DetectionTeamUCAS / NAS_FPN_Tensorflow

NAS-FPN: Learning Scalable Feature Pyramid Architecture for Object Detection.
https://arxiv.org/abs/1904.07392
MIT License
214 stars 62 forks source link

Multi gpu training #2

Closed unlabeledData closed 3 years ago

unlabeledData commented 5 years ago

Hi~ I met a problem when I use the pre-training model you supplied 'resnet50_v1d.ckpt'.

The error is like this:

NotFoundError (see above for traceback): Tensor name "resnet50_v1d/C2/bottleneck_0/conv0/BatchNorm/beta" not found in checkpoint files /home/DATA3/user-work/NAS_FPN_Tensorflow/data/pretrained_weights/resnet50_v1d.ckpt [[Node: save/RestoreV2_15 = RestoreV2[dtypes=[DT_FLOAT], _device="/job:localhost/replica:0/task:0/device:CPU:0"](_arg_save/Const_0_0, save/RestoreV2_15/tensor_names, save/RestoreV2_15/shape_and_slices)]]

So, is the pretrain model correct? How can I fix it?

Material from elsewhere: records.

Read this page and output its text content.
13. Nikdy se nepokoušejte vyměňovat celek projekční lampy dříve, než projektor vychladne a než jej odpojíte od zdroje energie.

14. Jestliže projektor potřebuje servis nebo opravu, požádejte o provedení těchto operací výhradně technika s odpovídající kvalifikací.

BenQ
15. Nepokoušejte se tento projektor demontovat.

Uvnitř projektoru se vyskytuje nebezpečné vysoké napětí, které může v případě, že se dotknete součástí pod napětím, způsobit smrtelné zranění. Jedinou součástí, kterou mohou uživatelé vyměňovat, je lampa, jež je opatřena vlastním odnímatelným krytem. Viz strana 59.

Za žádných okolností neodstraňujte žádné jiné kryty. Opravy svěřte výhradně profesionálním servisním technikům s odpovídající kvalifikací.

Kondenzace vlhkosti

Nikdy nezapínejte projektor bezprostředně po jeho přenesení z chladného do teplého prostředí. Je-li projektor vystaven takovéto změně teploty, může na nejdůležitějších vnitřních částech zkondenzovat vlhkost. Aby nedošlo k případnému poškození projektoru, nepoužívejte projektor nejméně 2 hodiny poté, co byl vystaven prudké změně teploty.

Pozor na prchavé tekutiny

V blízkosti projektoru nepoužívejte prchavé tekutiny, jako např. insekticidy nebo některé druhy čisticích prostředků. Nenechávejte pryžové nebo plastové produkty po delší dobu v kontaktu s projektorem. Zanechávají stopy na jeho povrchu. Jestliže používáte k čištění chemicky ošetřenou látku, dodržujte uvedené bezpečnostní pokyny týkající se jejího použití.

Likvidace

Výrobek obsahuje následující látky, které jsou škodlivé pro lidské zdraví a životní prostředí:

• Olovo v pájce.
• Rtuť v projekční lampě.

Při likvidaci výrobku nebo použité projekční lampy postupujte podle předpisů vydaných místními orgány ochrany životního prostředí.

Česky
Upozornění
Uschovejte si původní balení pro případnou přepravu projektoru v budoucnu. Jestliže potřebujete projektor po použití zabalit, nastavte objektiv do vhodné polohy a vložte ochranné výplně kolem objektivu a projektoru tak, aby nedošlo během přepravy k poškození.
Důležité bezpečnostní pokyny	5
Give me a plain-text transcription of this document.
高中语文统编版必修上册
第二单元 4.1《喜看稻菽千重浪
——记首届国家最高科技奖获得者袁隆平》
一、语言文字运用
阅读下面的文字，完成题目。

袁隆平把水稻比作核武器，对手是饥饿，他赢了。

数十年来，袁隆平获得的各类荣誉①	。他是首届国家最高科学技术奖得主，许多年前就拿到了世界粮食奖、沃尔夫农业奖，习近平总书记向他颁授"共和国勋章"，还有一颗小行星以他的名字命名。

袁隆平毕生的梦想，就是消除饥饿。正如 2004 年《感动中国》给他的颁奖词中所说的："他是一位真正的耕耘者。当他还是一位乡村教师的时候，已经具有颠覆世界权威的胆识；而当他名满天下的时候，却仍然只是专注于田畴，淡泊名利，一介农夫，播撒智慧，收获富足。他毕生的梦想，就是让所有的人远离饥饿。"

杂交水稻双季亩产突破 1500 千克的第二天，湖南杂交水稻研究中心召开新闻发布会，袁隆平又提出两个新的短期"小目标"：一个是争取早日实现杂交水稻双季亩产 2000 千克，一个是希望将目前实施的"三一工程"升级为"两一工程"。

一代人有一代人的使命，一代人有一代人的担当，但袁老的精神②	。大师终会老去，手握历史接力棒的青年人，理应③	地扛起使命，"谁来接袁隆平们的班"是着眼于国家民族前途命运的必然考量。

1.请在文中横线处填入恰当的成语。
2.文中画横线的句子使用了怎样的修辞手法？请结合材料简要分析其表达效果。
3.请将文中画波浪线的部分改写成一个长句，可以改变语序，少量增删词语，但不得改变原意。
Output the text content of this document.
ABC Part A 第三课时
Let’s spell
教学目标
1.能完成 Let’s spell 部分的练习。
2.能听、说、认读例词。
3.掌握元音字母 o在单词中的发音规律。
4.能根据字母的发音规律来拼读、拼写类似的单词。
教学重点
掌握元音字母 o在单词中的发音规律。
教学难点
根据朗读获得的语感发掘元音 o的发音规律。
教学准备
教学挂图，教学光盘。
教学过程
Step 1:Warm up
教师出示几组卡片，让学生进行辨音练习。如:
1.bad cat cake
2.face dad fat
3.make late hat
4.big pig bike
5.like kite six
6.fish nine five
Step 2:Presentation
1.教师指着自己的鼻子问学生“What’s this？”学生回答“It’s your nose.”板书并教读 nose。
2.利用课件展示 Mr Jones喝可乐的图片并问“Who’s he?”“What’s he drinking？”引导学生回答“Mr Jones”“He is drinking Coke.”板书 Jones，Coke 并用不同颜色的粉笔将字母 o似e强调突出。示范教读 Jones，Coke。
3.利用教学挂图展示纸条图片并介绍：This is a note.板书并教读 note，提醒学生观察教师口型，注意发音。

yangxue0827 commented 5 years ago

can you show your cfgs.py? @unlabeledData

unlabeledData commented 5 years ago

OK, I changed some lines in cfgs.py.

GPU_GROUP = "1,2,3,4" VERSION = 'FPN_Res50_COCO_20190503_v5' NET_NAME = 'resnet50_v1d' #NET_NAME = 'resnet_v1_50' #NET_NAME = 'MobilenetV2' ADD_BOX_IN_TENSORBOARD = True

#------------------------------------------ Train config CUDA9 = False

# -------------------------------------------- Data_preprocess_config # DATASET_NAME = 'coco' # PIXEL_MEAN = [123.68, 116.779, 103.939] # R, G, B. In tf, channel is RGB. In openCV, channel is BGR # PIXEL_MEAN_ = [0.485, 0.456, 0.406] # PIXEL_STD = [0.229, 0.224, 0.225] # IMG_SHORT_SIDE_LEN = 800 # IMG_MAX_LENGTH = 1333 # CLASS_NUM = 80 DATASET_NAME = 'pascal' PIXEL_MEAN = [123.68, 116.779, 103.939] # R, G, B. In tf, channel is RGB. In openCV, channel is BGR PIXEL_MEAN_ = [0.485, 0.456, 0.406] PIXEL_STD = [0.229, 0.224, 0.225] IMG_SHORT_SIDE_LEN = 800 IMG_MAX_LENGTH = 1333 CLASS_NUM = 20

Others is the same as your cfgs.py.

yangxue0827 commented 5 years ago

/home/DATA3/sunli-work/NAS_FPN_Tensorflow/data/pretrained_weights/resnet50_v1d.ckpt
do you put weights here? @unlabeledData

unlabeledData commented 5 years ago

Yes, I put resnet50_v1d.ckpt there.

GuHuiJian commented 3 years ago

have you resolve this problem? @unlabeledData

unlabeledData commented 3 years ago

have you resolve this problem? @unlabeledData

Not yet. I didn't use this project. Maybe you can try anther res50 pretraining models.
The authors' FPN_Tensorflow worked well.

I want to close this issue after you see the comment.